Lululemon (LULU) Up About 14% in 3 Months: 5 Reasons Why

Zacks

Yoga-inspired athletic apparel retailer, Lululemon Athletica Inc. LULU is regaining strength driven by solid earnings and sales trends in recent quarters along with efforts to improve e-commerce business. Further, the recently announced ivivva remodeling and its strategy for 2020 bode well.

The cumulative effect of this is visible in the company’s stock performance. Notably, the stock has gained 13.7% in the last three months, outperforming the industry’s growth of 7.7%. Additionally, the stock has improved 3.8% since reporting robust second-quarter fiscal 2017 results on Aug 31.

Moreover, this Zacks Rank #3 (Hold) stock is supported by a long-term earnings growth rate of 11.9% and Growth Score of A, which justifies growth potential. That said, let’s find out the reasons behind the upsurge.

Robust Earnings Trend Aid Performance

Despite a tough retail landscape, Lululemon topped both sales and earnings estimates in the fiscal second quarter. While the bottom line marked its second consecutive beat, the top line recorded positive surprise for the seventh straight quarter. Results were driven by consumers’ favorable response to the company’s product innovations, solid direct-to-consumer (DTC) sales, focus on supply chain initiatives and its commitment to long-term strategy.

lululemon athletica inc. Price, Consensus and EPS Surprise

lululemon athletica inc. Price, Consensus and EPS Surprise | lululemon athletica inc. Quote

E-commerce & Supply Chain Initiatives

Lululemon remains on track with efforts to build upon its supply chain network and e-commerce business. Incidentally, the company’s supply chain initiatives have aided product margins over the past year. With regard to e-commerce, the company expects to update its website with advanced features in the third quarter. This is likely to boost Lululemon’s holiday period performance.

Ivivva Remodeling on Track

The company is on track with the remodeling of its ivivva business into an online brand, as announced in June. As part of the plan, Lululemon is likely to develop ivivva, its activewear brand, into an e-commerce focused business, with only eight iviva stores operating across North America. The company plans to close about 40 of the total 55 iviva stores and convert nearly half of the remaining stores into lululemon branded stores. The company is also on track to shut down 16 iviva showrooms and other temporary stores, in order to streamline corporate infrastructure. These closures are anticipated to be concluded by the end of third-quarter fiscal 2017.
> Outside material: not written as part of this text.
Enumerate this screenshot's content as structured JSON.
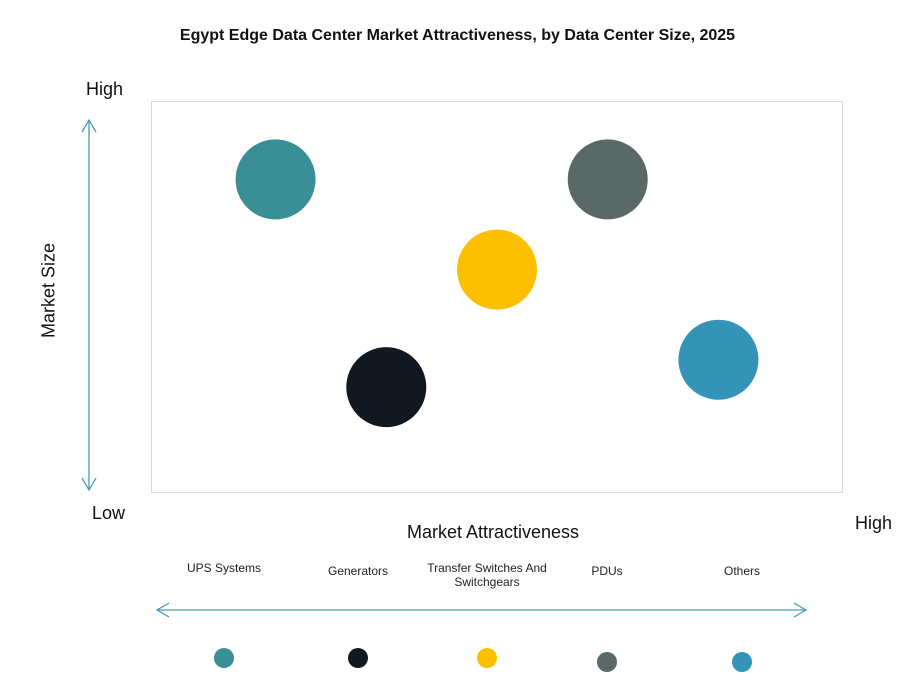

Progress on 2020 Strategy Impressive

Lululemon is well on track with its strategy for 2020, by which the company aims to double revenues to about $4 billion and more than double earnings. To achieve this, the company is committed toward product innovation, building store fleet in North America, expanding digital business and global expansion. With more customers turning to online portals, the company anticipates this channel to account for over one-third of its sales by 2020. With regard to international expansion, the company remains keen on expanding store base overseas and expects its international business, including e-commerce, to account for nearly 20-25% of the total sales by 2020. Consequently, the company believes it is well-positioned for persistent growth and improved profitability over the next five years.

Solid Outlook Drives Estimates Up

The solid second quarter and favorable third quarter trends make management confident of generating revenues of $4 billion by 2020. This encouraged management to initiate a robust third quarter view and raise fiscal 2017 outlook. For third-quarter fiscal 2017, Lululemon anticipates revenues in the range of $605-$615 million. Earnings for the quarter are projected in a band of 50-52 cents per share. For fiscal 2017, it now projects sales to range from $2.545-$2.595 billion, up from the previous forecast of $2.53–$2.58 billion. Normalized earnings are now envisioned in a band of $2.35-$2.42 per share, up from the previous range of $2.28-$2.38.

Consequently, the Zacks Consensus Estimate for fiscal 2017 and 2018 witnessed an uptrend in the last 30 days. Estimate for fiscal 2017 increased nearly 3% to $2.41 per share and for fiscal 2018 it rose 1.1% to $2.70 per share.

Looking for Some Trending Picks? Look at These

Better-ranked stocks in the same industry include Crocs, Inc. CROX, Guess?, Inc. GES and Gildan Activewear, Inc. GIL, each carrying a Zacks Rank #2 (Buy). You can see the complete list of today’s Zacks #1 Rank (Strong Buy) stocks here.

Crocs has a long-term EPS growth rate of 15%. Further, the stock has returned 25.1% in the last three months.

Guess? has grown 30.3% year to date. Moreover, it has a long-term earnings growth rate of 17.5%.

Gildan Activewear has improved 21.2% year to date. Further, the company has a long-term EPS growth rate of 13.5%.